I happen to be partial to oysters from Prince Edward Island and New Brunswick (Malpeques, Caraquet, Raspberry Points, Colville Bay, Lucky Limes, etc.) but oysters are harvested around the world, including in Japan, the Pacific Northwest, Ireland, the Gulf Coast of the U.S. and New England. 

How to Shuck an Oyster

A shucked oyster and oyster knife

 

Shucking oysters is not difficult but it does take some practice.  An excellent video from Chef Rich Vellante of Legal Sea Foods gives step-by-step instructions for shucking and preparing oysters: How to Shuck Oysters.  Oyster knives can be purchased at most kitchenware shops and cost as little as $10.           

Serving Oysters

To serve oysters, place ice in a large serving bowl or platter.  Shuck the oysters (see above) and arrange on the ice.  Accompany with fresh lemon wedges and small bowls of seafood cocktail sauce, fresh grated horseradish and mignonette (see below).
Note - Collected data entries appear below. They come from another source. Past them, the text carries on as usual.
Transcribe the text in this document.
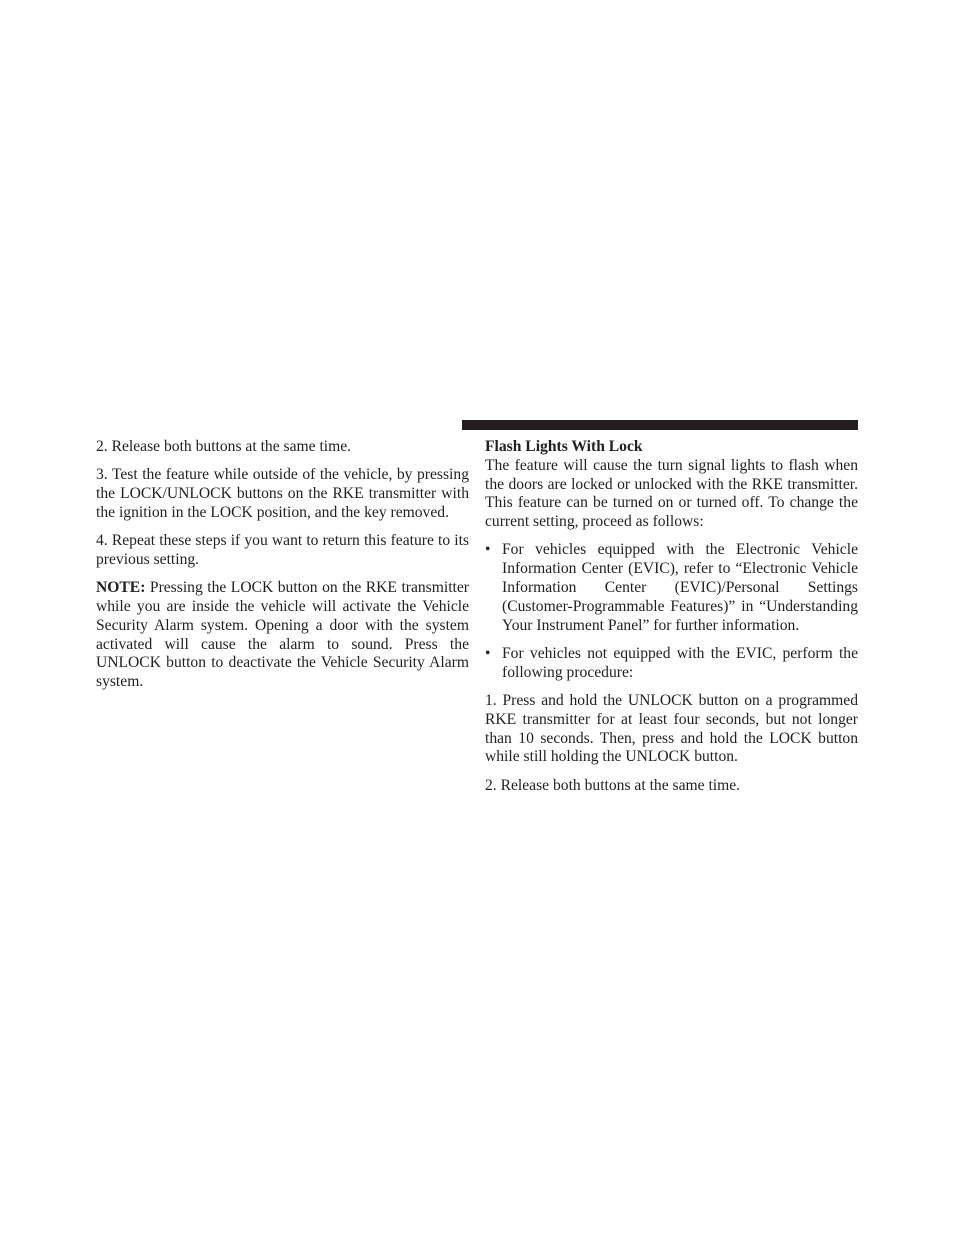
2. Release both buttons at the same time.

3. Test the feature while outside of the vehicle, by pressing the LOCK/UNLOCK buttons on the RKE transmitter with the ignition in the LOCK position, and the key removed.

4. Repeat these steps if you want to return this feature to its previous setting.

NOTE: Pressing the LOCK button on the RKE transmitter while you are inside the vehicle will activate the Vehicle Security Alarm system. Opening a door with the system activated will cause the alarm to sound. Press the UNLOCK button to deactivate the Vehicle Security Alarm system.

Flash Lights With Lock

The feature will cause the turn signal lights to flash when the doors are locked or unlocked with the RKE transmitter. This feature can be turned on or turned off. To change the current setting, proceed as follows:

• For vehicles equipped with the Electronic Vehicle Information Center (EVIC), refer to “Electronic Vehicle Information Center (EVIC)/Personal Settings (Customer-Programmable Features)” in “Understanding Your Instrument Panel” for further information.
• For vehicles not equipped with the EVIC, perform the following procedure:

1. Press and hold the UNLOCK button on a programmed RKE transmitter for at least four seconds, but not longer than 10 seconds. Then, press and hold the LOCK button while still holding the UNLOCK button.

2. Release both buttons at the same time.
When selecting a wine to go with oysters, choose a crisp, dry white such as riesling, muscadet, sauvignon blanc or champagne. Beer also works with oysters – try them Guinness for a delicious pairing.

Mignonette Sauce

Serve in a small bowl alongside a platter of oysters and spoon a small amount of sauce over each oyster before slurping it down.

Makes a scant 1/2 cup

  • 2 Tablespoons finely minced shallot (about 1/2 of a medium sized shallot)
  • 3 Tablespoons red wine vinegar
  • 1 Tablespoon white wine vinegar
  • 1 Tablespoon water
  • 1 teaspoon sugar
  • 1/4 teaspoon salt
  • 1/4 teaspoon fresh ground pepper
  1. In a small bowl, whisk together all ingredients.  Let sit for at least 15 minutes before using.

Bon Appétit and Enjoy!

A platter of oysters with (from left to right) horseradish, lemon wedges and mignonette sauce. The wine is a Melon de Bourgogne from Norman Hardie Winery in Prince Edward County, Ontario.